Bei der Herstellung von Glas wird bislang viel Erdgas verbrannt, eine klimaneutrale Produktion ist schwierig. (Bild: George Chernilevsky)

Diskussionen über einen möglichen Lieferstopp für russisches Erdgas sorgten zuletzt in vielen Industriebranchen für Aufregung. Eine Branche, die in besonderem Maße von zuverlässigen Gaslieferungen abhängig ist, ist dabei die Glasindustrie.
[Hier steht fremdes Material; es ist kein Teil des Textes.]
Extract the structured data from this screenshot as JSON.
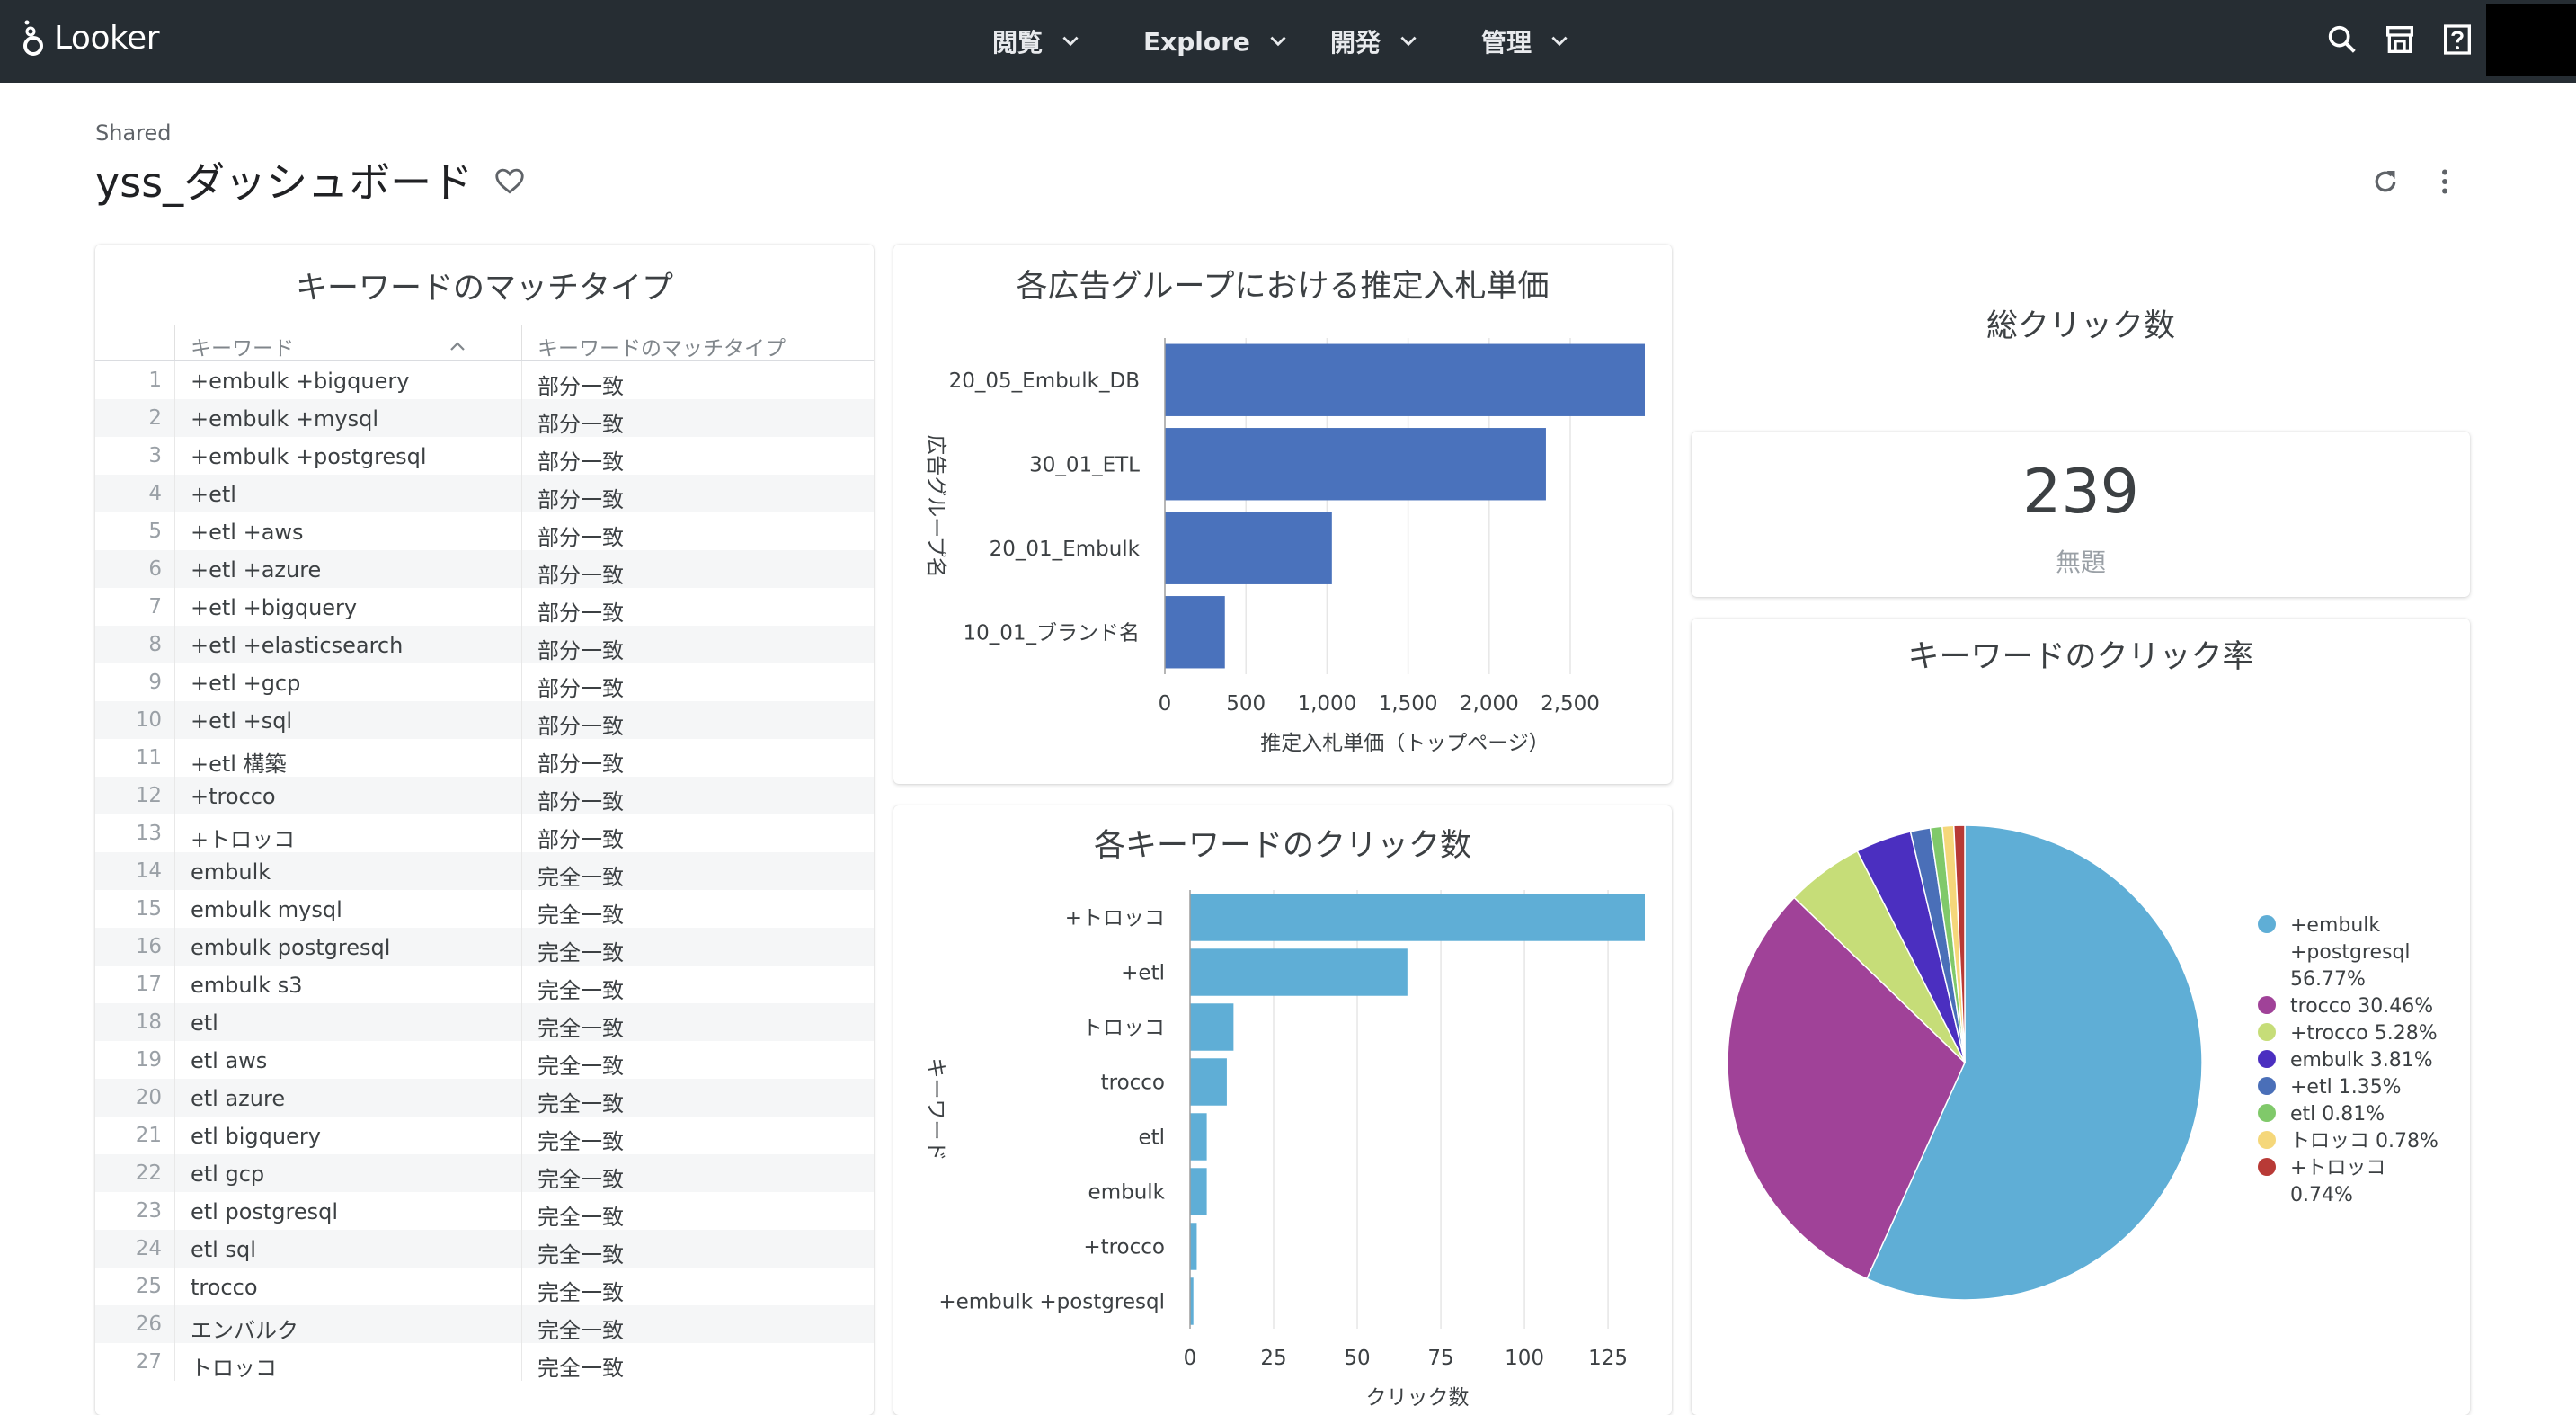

Die Wannen, in denen die Glasrohstoffe eingeschmolzen werden, werden üblicherweise über Zeiträume von 10 bis 15 Jahren am Stück betrieben. Ein Abschalten zwischendurch ist nicht vorgesehen - das geschmolzene Glas würde erhärten und die Anlage müsste fast komplett neu aufgebaut werden.

Die Mehrzahl der Glasschmelzen nutzt dabei heute fossiles Erdgas, teilweise mit elektrischen Zusatzheizungen. In einigen alten Anlagen wird noch mit Öl geheizt, nur wenige kleine Anlagen laufen rein elektrisch.

Selbst Neuanlagen werden noch überwiegend auf fossile Energien ausgelegt. So hat etwa die Firma Wiegand-Glas noch im März diesen Jahres in Thüringen eine neue Glaswanne mit Erdgasbefeuerung in Betrieb genommen.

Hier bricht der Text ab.